Anna Grace Rackley is a student at Kansas State University and an ISA Featured Blogger. She is currently studying abroad with ISA in Prague, Czech Republic.
Since living in Prague, I have learned about quite a few “history makers” who roamed the streets and wreaked havoc. While the names Charles IV, Vaclav Havel, and Milos Forman come to mind, the person who stands out the most is Jan Hus.
Hus was born in southern Bohemia and began studying at Charles University in 1390. Eventually he became dean of the philosophical faculty in 1401. During this time he became interested in John Wycliffe’s ideas of reform for the Roman Catholic clergy. You see, the clerical estate owned about half of all the land in Bohemia and were one of the heaviest land taxers at the time. You did not have to look far to find people who were in support of a church reform movement.
In 1391, Jan Milic’s (the founder of the national reform movement) pupils founded the Bethlehem Chapel in Prague. Here public sermons were given in Czech rather than in Latin as was done in the Roman Catholic church. Starting in 1402, Hus was in charge of the chapel and it had become the center of the growing national reform movement in Bohemia. Eventually he emerged as the popular leader of the movement and began to really enjoy preaching.

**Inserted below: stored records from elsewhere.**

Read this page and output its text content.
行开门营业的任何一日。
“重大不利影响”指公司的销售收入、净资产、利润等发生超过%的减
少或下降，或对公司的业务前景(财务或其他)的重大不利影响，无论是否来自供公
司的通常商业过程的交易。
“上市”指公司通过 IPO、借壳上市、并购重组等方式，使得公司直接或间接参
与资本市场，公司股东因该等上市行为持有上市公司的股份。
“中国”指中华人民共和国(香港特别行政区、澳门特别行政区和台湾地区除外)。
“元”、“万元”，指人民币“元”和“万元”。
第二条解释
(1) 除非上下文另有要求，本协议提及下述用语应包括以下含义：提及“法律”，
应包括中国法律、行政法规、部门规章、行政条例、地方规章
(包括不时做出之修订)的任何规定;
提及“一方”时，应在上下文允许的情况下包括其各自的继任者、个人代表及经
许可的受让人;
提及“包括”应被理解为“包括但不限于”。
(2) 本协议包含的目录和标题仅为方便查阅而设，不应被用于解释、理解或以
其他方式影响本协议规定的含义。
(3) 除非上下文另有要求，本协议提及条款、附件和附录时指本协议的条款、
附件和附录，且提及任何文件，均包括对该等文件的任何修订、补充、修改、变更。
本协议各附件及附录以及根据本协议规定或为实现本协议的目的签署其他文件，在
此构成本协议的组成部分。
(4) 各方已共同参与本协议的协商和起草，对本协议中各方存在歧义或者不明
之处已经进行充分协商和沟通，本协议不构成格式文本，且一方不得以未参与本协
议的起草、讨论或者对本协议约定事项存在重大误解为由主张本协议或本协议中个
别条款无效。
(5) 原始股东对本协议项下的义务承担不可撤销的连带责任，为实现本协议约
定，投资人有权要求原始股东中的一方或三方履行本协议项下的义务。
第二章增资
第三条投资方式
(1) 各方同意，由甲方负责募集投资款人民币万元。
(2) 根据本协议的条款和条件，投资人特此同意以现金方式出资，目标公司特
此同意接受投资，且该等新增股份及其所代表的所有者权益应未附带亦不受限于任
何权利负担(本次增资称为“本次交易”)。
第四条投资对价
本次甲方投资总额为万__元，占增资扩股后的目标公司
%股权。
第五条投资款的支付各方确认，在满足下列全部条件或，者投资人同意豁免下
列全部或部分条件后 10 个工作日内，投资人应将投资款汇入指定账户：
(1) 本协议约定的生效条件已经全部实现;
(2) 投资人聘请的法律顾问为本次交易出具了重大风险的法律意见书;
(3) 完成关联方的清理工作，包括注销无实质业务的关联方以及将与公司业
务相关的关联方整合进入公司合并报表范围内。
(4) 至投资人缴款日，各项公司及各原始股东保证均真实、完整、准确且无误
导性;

In 1403 a German university master, Johann Hübner, drew up a list of 45 articles, which were selected from Wycliffe’s writings, and had them condemned as heretical. Since the German masters had three votes and the Czech masters only one, the Germans easily outvoted the Czechs, and the 45 articles were regarded as a test of orthodoxy. After this, conflict ensued and Hus found himself at odds with his former friends. After the failure at the Council of Pisa in 1409, which was called in the hopes of dethroning the rival popes and to reform the church, King Wenceslas decided to make some changes. He was angered that the German masters had a voting majority in the affairs of the university. He understood that the reformers would never win if the Czech masters did not have a fair shot. He changed the university constitution and granted the Czech masters three votes each and the Germans only one, which caused a mass emigration of the Germans from Prague.
A new pope was elected, Alexander V and was acknowledged by the Reform Party. However, he was bribed by the archbishop to prohibit preaching in private. Of course, Hus refused to obey these orders and the archbishop excommunicated him which resulted in him ignoring orders again and continuing to do what he believed in. Because Hus publicly denounced the indulgences that had been sold to finance John XXII campaign, he was forced to leave and found refuge in southern Bohemia.
King Sigismund of Hungary wanted to put an end to the division in the church. He invited Hus to explain his views. There he was arrested and placed in close confinement. He was tried before the Council of Constance as a Wycliffite heretic. He was allowed to defend himself and succeeded in refuting a few of the charges against him. Being the man that he was, he refused to recant and was burned at the stake.
While his story is tragic, he paved the way for the Protestant church in the Czech Republic and is seen as a heroic figure. Statues of him can be found all over Prague.